For mortgage holders, that could mean hundreds of extra dollars in repayments per month according to analysis conducted with the Mortgage Choice home loan repayment calculator.

Assuming an average existing variable loan rate of 2.94%, a borrower with $500,000 owing on their mortgage could see their repayments rise by around $550 per month, should their variable rate increase by 2%.

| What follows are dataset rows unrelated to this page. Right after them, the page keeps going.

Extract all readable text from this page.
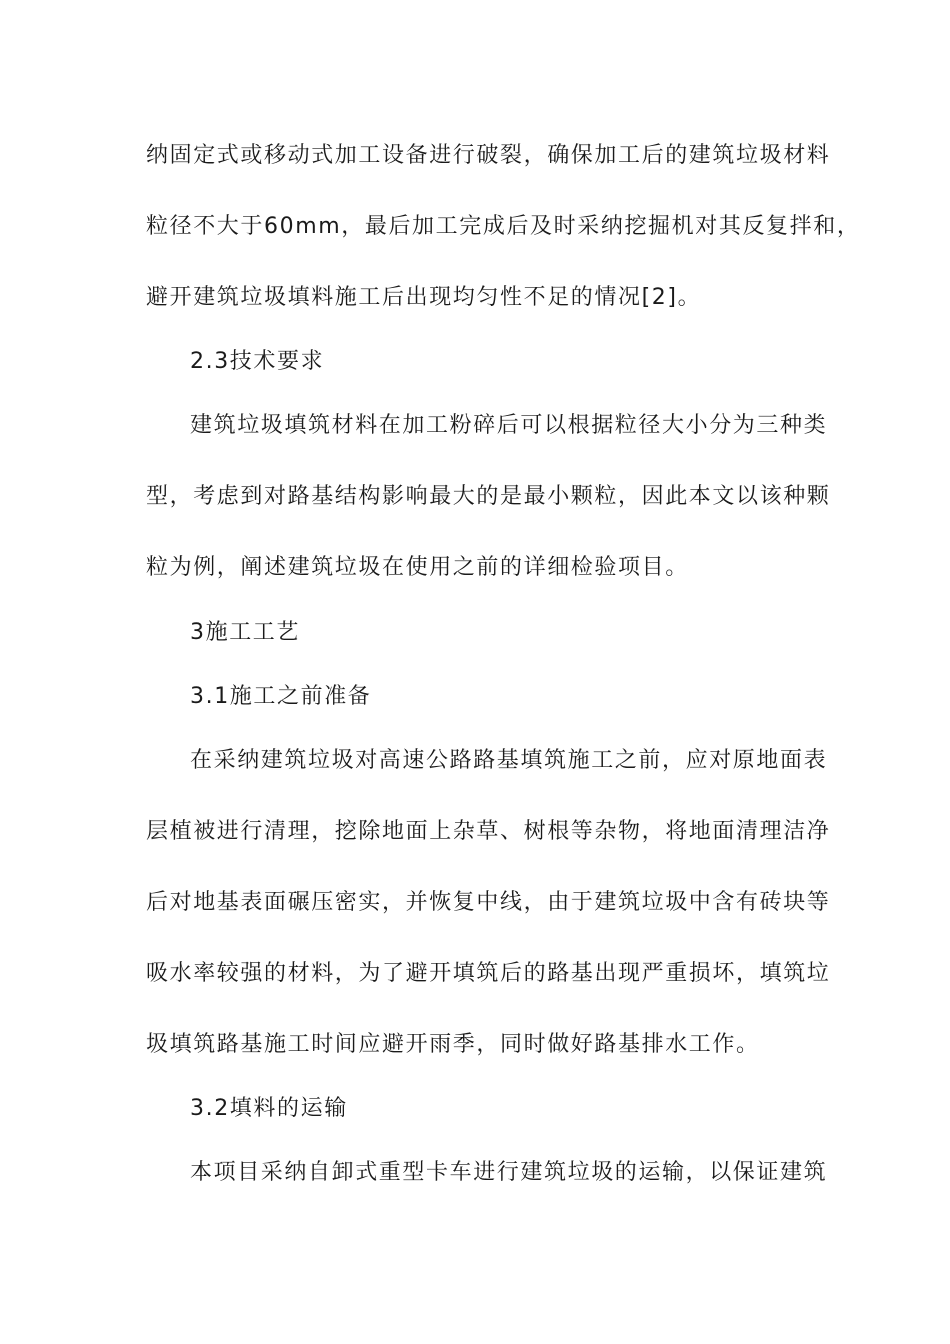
纳固定式或移动式加工设备进行破裂，确保加工后的建筑垃圾材料
粒径不大于60mm，最后加工完成后及时采纳挖掘机对其反复拌和，
避开建筑垃圾填料施工后出现均匀性不足的情况[2]。
2.3技术要求
建筑垃圾填筑材料在加工粉碎后可以根据粒径大小分为三种类
型，考虑到对路基结构影响最大的是最小颗粒，因此本文以该种颗
粒为例，阐述建筑垃圾在使用之前的详细检验项目。
3施工工艺
3.1施工之前准备
在采纳建筑垃圾对高速公路路基填筑施工之前，应对原地面表
层植被进行清理，挖除地面上杂草、树根等杂物，将地面清理洁净
后对地基表面碾压密实，并恢复中线，由于建筑垃圾中含有砖块等
吸水率较强的材料，为了避开填筑后的路基出现严重损坏，填筑垃
圾填筑路基施工时间应避开雨季，同时做好路基排水工作。
3.2填料的运输
本项目采纳自卸式重型卡车进行建筑垃圾的运输，以保证建筑
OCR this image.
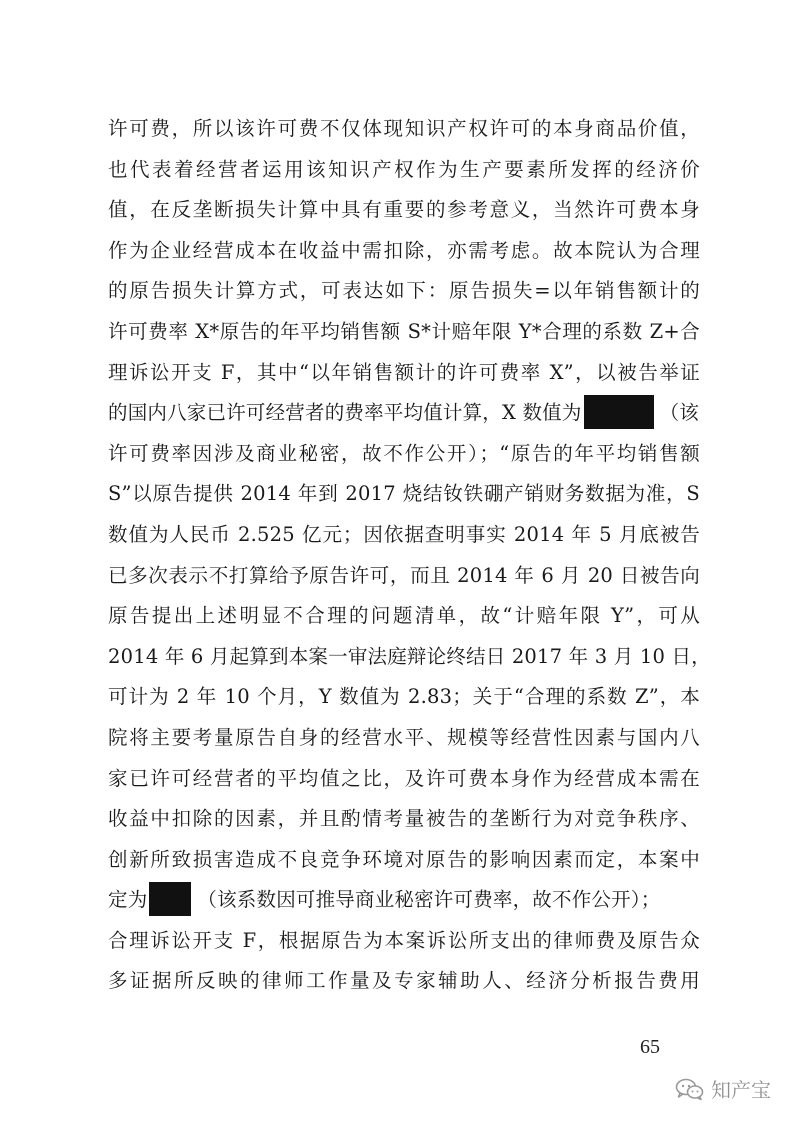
许可费，所以该许可费不仅体现知识产权许可的本身商品价值，
也代表着经营者运用该知识产权作为生产要素所发挥的经济价
值，在反垄断损失计算中具有重要的参考意义，当然许可费本身
作为企业经营成本在收益中需扣除，亦需考虑。故本院认为合理
的原告损失计算方式，可表达如下：原告损失=以年销售额计的
许可费率 X*原告的年平均销售额 S*计赔年限 Y*合理的系数 Z+合
理诉讼开支 F，其中“以年销售额计的许可费率 X”，以被告举证
的国内八家已许可经营者的费率平均值计算，X 数值为	（该
许可费率因涉及商业秘密，故不作公开）；“原告的年平均销售额
S”以原告提供 2014 年到 2017 烧结钕铁硼产销财务数据为准，S
数值为人民币 2.525 亿元；因依据查明事实 2014 年 5 月底被告
已多次表示不打算给予原告许可，而且 2014 年 6 月 20 日被告向
原告提出上述明显不合理的问题清单，故“计赔年限 Y”，可从
2014 年 6 月起算到本案一审法庭辩论终结日 2017 年 3 月 10 日，
可计为 2 年 10 个月，Y 数值为 2.83；关于“合理的系数 Z”，本
院将主要考量原告自身的经营水平、规模等经营性因素与国内八
家已许可经营者的平均值之比，及许可费本身作为经营成本需在
收益中扣除的因素，并且酌情考量被告的垄断行为对竞争秩序、
创新所致损害造成不良竞争环境对原告的影响因素而定，本案中
定为	（该系数因可推导商业秘密许可费率，故不作公开）；
合理诉讼开支 F，根据原告为本案诉讼所支出的律师费及原告众
多证据所反映的律师工作量及专家辅助人、经济分析报告费用
65
知产宝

In this calculation, the borrower is an owner occupier paying principal and interest with 25 years remaining on their loan.

Borrowers locking in low rates

Early data analysed by PropTrack is showing the threat of interest rates rising, and an increase in fixed-term interest rates, isn’t doing anything to deter buyers.

“Compared to the same time last year, we’ve actually seen more properties sell over the first two months of 2022,” Ms Flaherty said.

Borrowers are still rushing to lock in a low interest rate. Picture: Getty.

“It’s the highest level of property sales [on record], and part of that is buyers are looking to buy sooner rather than later now that there’s a growing expectation of interest rate rises and they probably want to lock in a fixed rate.”

After hitting record lows in 2021, fixed mortgage rates have been trending higher for several months as lenders prepare for higher funding costs.

The strong selling activity comes despite Westpac’s Consumer Sentiment Survey suggesting confidence in the housing market is ‘deteriorating sharply’, with the ‘time to buy a dwelling’ index down 40.6% from its peak in November 2020.

However, Westpac chief economist Bill Evans said most consumers still expect property prices to rise.

“From our perspective, it is surprising that we have not seen a sharper fall in the House Price Expectations Index to date,” he said, noting official rate hikes are yet to be fully factored into consumers’ house price views.

Investor activity up and up

Finally, there’s a chance the war in Ukraine could also influence buying decisions this year, according to PropTrack’s Anne Flaherty.

Investor activity has further to run as money is redirected into property. Picture:

Despite an inevitable rise in interest rates at some point, she says the war could have the result of actually increasing the number of people looking to invest in property, with stock markets becoming increasingly volatile.

“I think that those investors who may have otherwise favoured stocks may now start thinking more about the property market and thinking the property market’s a bit more stable,” Ms Flaherty said.

“Australia’s a very safe, transparent market, so it could also increase offshore buyers looking to invest in the Australian economy.”